In 1996, after getting her undergraduate degree in social anthropology from UCLA, Giada took her family traditions to culinary school at Le Cordon Bleu in Paris. Two years later she returned to California to work in the kitchens of the Ritz Carlton in Marina del Rey and Wolfgang Puck’s Spago restaurant in Beverly Hills, and then as a caterer, food stylist and private chef—appropriately for her background, her first client was director Ron Howard.

She insists, though, that she never wanted any part of Hollywood, and is, in fact, shy, despite her open, smiling way on TV. “It’s funny—my husband will be like, ‘You’re so loud on set, and then you get into public and you’re just this little mouse.’ I’m actually a very shy person, which is why I always chose to be in the kitchen. You can make people happy and entertain them, without really being there,” she says, laughing. “You can make a very short appearance [in the dining room] and then say, ‘I’ve got something on the stove, gotta go!’ ”

That defense mechanism was tested when, in 2001, Giada and her family were featured in Food & Wine magazine.
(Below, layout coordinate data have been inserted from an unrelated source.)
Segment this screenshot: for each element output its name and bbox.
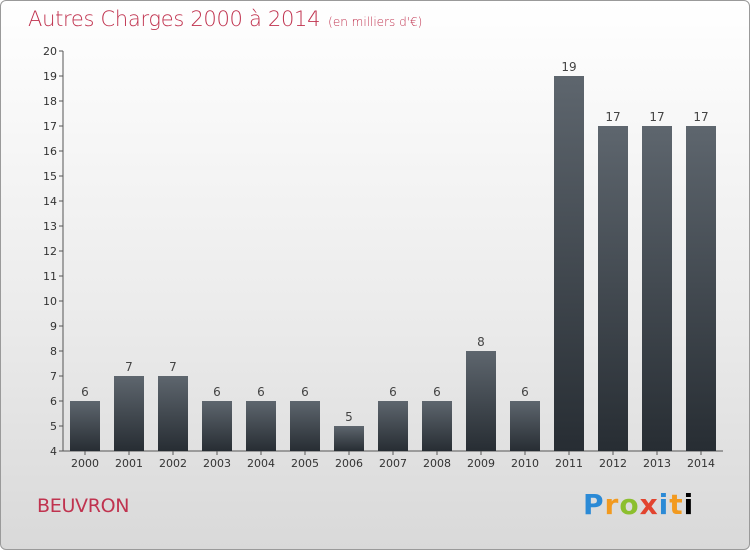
x-tick-label: 2013 xyxy=(643,457,671,470)
x-tick-label: 2005 xyxy=(291,457,319,470)
bar-value-label: 8 xyxy=(477,335,485,349)
x-tick-label: 2003 xyxy=(203,457,231,470)
bar[interactable] xyxy=(642,126,672,451)
bar-value-label: 17 xyxy=(605,110,620,124)
commune-name: BEUVRON xyxy=(37,495,130,517)
logo-letter: P xyxy=(583,488,605,521)
x-tick-label: 2002 xyxy=(159,457,187,470)
bar-value-label: 6 xyxy=(521,385,529,399)
bar-value-label: 6 xyxy=(257,385,265,399)
bar[interactable] xyxy=(114,376,144,451)
x-tick-label: 2001 xyxy=(115,457,143,470)
bar-value-label: 6 xyxy=(81,385,89,399)
x-tick-label: 2000 xyxy=(71,457,99,470)
bar-value-label: 6 xyxy=(301,385,309,399)
bar[interactable] xyxy=(290,401,320,451)
y-tick-label: 6 xyxy=(50,395,57,408)
chart-title: Autres Charges 2000 à 2014 (en milliers d… xyxy=(28,7,422,31)
logo-letter: o xyxy=(619,488,640,521)
bar-value-label: 17 xyxy=(649,110,664,124)
x-tick-label: 2004 xyxy=(247,457,275,470)
x-tick-label: 2012 xyxy=(599,457,627,470)
proxiti-logo[interactable]: Proxiti xyxy=(583,488,694,521)
bar[interactable] xyxy=(158,376,188,451)
bar-value-label: 19 xyxy=(561,60,576,74)
y-tick-label: 17 xyxy=(43,120,57,133)
bar[interactable] xyxy=(510,401,540,451)
bar[interactable] xyxy=(246,401,276,451)
x-tick-label: 2011 xyxy=(555,457,583,470)
y-tick-label: 14 xyxy=(43,195,57,208)
bar[interactable] xyxy=(70,401,100,451)
y-tick-label: 8 xyxy=(50,345,57,358)
bar-value-label: 17 xyxy=(693,110,708,124)
chart-bars: 6 7 7 6 6 6 5 6 6 8 6 19 17 17 17 xyxy=(70,60,716,451)
y-tick-label: 12 xyxy=(43,245,57,258)
y-tick-label: 19 xyxy=(43,70,57,83)
bar-value-label: 5 xyxy=(345,410,353,424)
y-tick-label: 11 xyxy=(43,270,57,283)
bar-value-label: 7 xyxy=(169,360,177,374)
logo-letter: x xyxy=(639,488,659,521)
bar-value-label: 6 xyxy=(389,385,397,399)
bar[interactable] xyxy=(202,401,232,451)
bar-value-label: 6 xyxy=(213,385,221,399)
x-tick-label: 2006 xyxy=(335,457,363,470)
y-tick-label: 20 xyxy=(43,45,57,58)
bar[interactable] xyxy=(598,126,628,451)
chart-unit: (en milliers d'€) xyxy=(328,15,423,29)
chart-title-text: Autres Charges 2000 à 2014 xyxy=(28,7,321,31)
bar[interactable] xyxy=(466,351,496,451)
y-tick-label: 10 xyxy=(43,295,57,308)
x-tick-label: 2008 xyxy=(423,457,451,470)
y-tick-label: 4 xyxy=(50,445,57,458)
bar-value-label: 6 xyxy=(433,385,441,399)
logo-letter: t xyxy=(669,488,684,521)
y-tick-label: 13 xyxy=(43,220,57,233)
bar[interactable] xyxy=(378,401,408,451)
logo-letter: r xyxy=(604,488,620,521)
x-tick-label: 2009 xyxy=(467,457,495,470)
logo-letter: i xyxy=(658,488,670,521)
bar[interactable] xyxy=(554,76,584,451)
y-tick-label: 18 xyxy=(43,95,57,108)
y-tick-label: 9 xyxy=(50,320,57,333)
y-tick-label: 16 xyxy=(43,145,57,158)
x-tick-label: 2010 xyxy=(511,457,539,470)
bar[interactable] xyxy=(334,426,364,451)
y-tick-label: 15 xyxy=(43,170,57,183)
logo-letter: i xyxy=(683,488,695,521)
chart-axes: 4 5 6 7 8 9 10 11 12 13 14 15 16 17 18 19 20 2000 2001 2002… xyxy=(43,45,723,470)
x-tick-label: 2007 xyxy=(379,457,407,470)
y-tick-label: 7 xyxy=(50,370,57,383)
bar[interactable] xyxy=(422,401,452,451)
bar-value-label: 7 xyxy=(125,360,133,374)
y-tick-label: 5 xyxy=(50,420,57,433)
bar[interactable] xyxy=(686,126,716,451)
x-tick-label: 2014 xyxy=(687,457,715,470)
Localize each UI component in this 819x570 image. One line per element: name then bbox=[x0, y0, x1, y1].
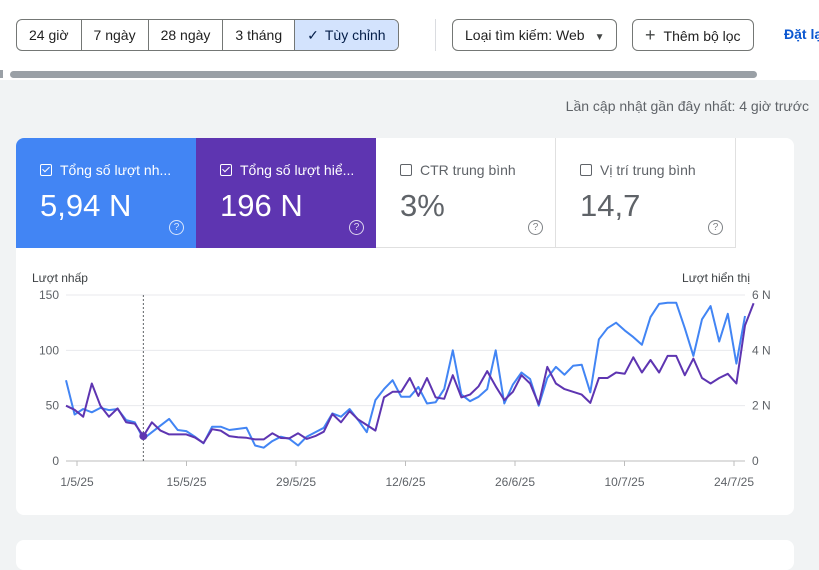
left-tick-label: 100 bbox=[39, 343, 59, 357]
right-tick-label: 6 N bbox=[752, 288, 771, 302]
dropdown-arrow-icon: ▼ bbox=[594, 32, 605, 43]
checkbox-icon[interactable] bbox=[400, 164, 412, 176]
checkbox-icon[interactable] bbox=[220, 164, 232, 176]
date-range-7d-button[interactable]: 7 ngày bbox=[82, 20, 149, 50]
right-tick-label: 4 N bbox=[752, 343, 771, 357]
metric-label: Vị trí trung bình bbox=[600, 162, 696, 178]
metric-value: 14,7 bbox=[580, 188, 641, 223]
metric-value: 5,94 N bbox=[40, 188, 132, 223]
help-icon[interactable]: ? bbox=[169, 220, 184, 235]
date-range-custom-button[interactable]: ✓ Tùy chỉnh bbox=[295, 20, 398, 50]
checkbox-icon[interactable] bbox=[580, 164, 592, 176]
impressions-series-line bbox=[65, 302, 755, 444]
help-icon[interactable]: ? bbox=[708, 220, 723, 235]
clicks-series-line bbox=[65, 301, 746, 449]
left-tick-label: 50 bbox=[46, 399, 60, 413]
scroll-left-icon[interactable] bbox=[0, 70, 3, 78]
reset-filters-link[interactable]: Đặt lạ bbox=[784, 26, 819, 42]
performance-chart[interactable]: Lượt nhấp Lượt hiển thị 150 6 N 100 4 N 50 2 N 0… bbox=[16, 262, 786, 502]
x-tick-label: 1/5/25 bbox=[60, 475, 94, 489]
metric-tile-position[interactable]: Vị trí trung bình 14,7 ? bbox=[556, 138, 736, 248]
performance-card: Tổng số lượt nh... 5,94 N ? Tổng số lượt… bbox=[16, 138, 794, 515]
add-filter-button[interactable]: + Thêm bộ lọc bbox=[632, 19, 754, 51]
left-tick-label: 150 bbox=[39, 288, 59, 302]
left-tick-label: 0 bbox=[52, 454, 59, 468]
right-axis-label: Lượt hiển thị bbox=[682, 271, 750, 285]
left-axis-label: Lượt nhấp bbox=[32, 271, 88, 285]
x-tick-label: 10/7/25 bbox=[604, 475, 644, 489]
x-tick-label: 12/6/25 bbox=[385, 475, 425, 489]
horizontal-scrollbar[interactable] bbox=[0, 68, 819, 80]
check-icon: ✓ bbox=[307, 27, 319, 43]
divider bbox=[435, 19, 436, 51]
divider bbox=[376, 247, 736, 248]
hover-marker-dot bbox=[139, 432, 148, 441]
chart-svg: Lượt nhấp Lượt hiển thị 150 6 N 100 4 N 50 2 N 0… bbox=[32, 271, 771, 489]
date-range-28d-button[interactable]: 28 ngày bbox=[149, 20, 224, 50]
x-tick-label: 15/5/25 bbox=[166, 475, 206, 489]
metric-label: Tổng số lượt nh... bbox=[60, 162, 172, 178]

A Food Network executive called soon after, saying he’d seen the article and wanted Giada to make a demo tape. She turned down the offer immediately. “My whole family is in the movie business,” she says (in addition to Dino, her aunt is also a producer and her late grandmother was an actress in Europe). “If I wanted to be in front of the camera, I had opportunities to do that.” Still, the TV exec pushed until sherelented. Wanting to keep things casual, she had her brother film her “making my mother’s pasta with béchamel sauce. And that’s how Everyday Italian was born.”

And while that life-changing adventure is over, her relationship with husband Todd, a fashion designer for Anthropologie, is going strong. They met through mutual friends in 1990. She was 19, and he was 27 and a budding womenswear designer. As a result, Giada claims to have helped launch the slip dress trend that dominated the ’90s. “I was looking for slip dresses and couldn’t find any. Betsey Johnson was the only one making

them. I said to Todd, ‘Slip dresses are going to be huge.’ So he started making them and sold them to Anthropologie, and it’s been 12 years now [that he’s been working there].” Thirteen years after they met, the couple finally tied the knot in 2003. Why wait so long? “I never cared about marriage. I was more worried about working and really didn’t think I’d have kids,” she says. “Then Todd turned 40 and I guess he thought to himself, ‘I think I’d like to marry Giada.’ ” (Wisely, he chose the nostalgic route to her heart, proposing in Central Park over her beloved pretzels.) And just as Giada changed her mind about marriage, she also shed her notions on motherhood.

Hoping to instill an appreciation for her home country in her child (Giada means “jade” in Italian), the chef sings Jade the Italian lullabies her mother crooned to her. And her husband has plans to mix his own family traditions into the pot. Giada rolls her eyes and laughs. “He will always tell the story of how his grandmother would take him to McDonald’s and Burger King. And he says, ‘I can’t wait to take Jade.'”

Even so, Jade seems bound to pick up her mom’s passion for homemade food. Because no matter what people think, Giada’s going to continue to show off the sensual side of it. “I want the food to look beautiful, [for the viewer] to get really close to that beet and see the salt and the herbs that have been chopped into it,” she says. “It is a bit…pornographic.” Still, this Italian has nothing on the Brits. “I remember watching Nigella [Lawson] before I had a show, and she put an asparagus in her mouth, and, I mean, the way she sucked on that asparagus, I thought…who does that?”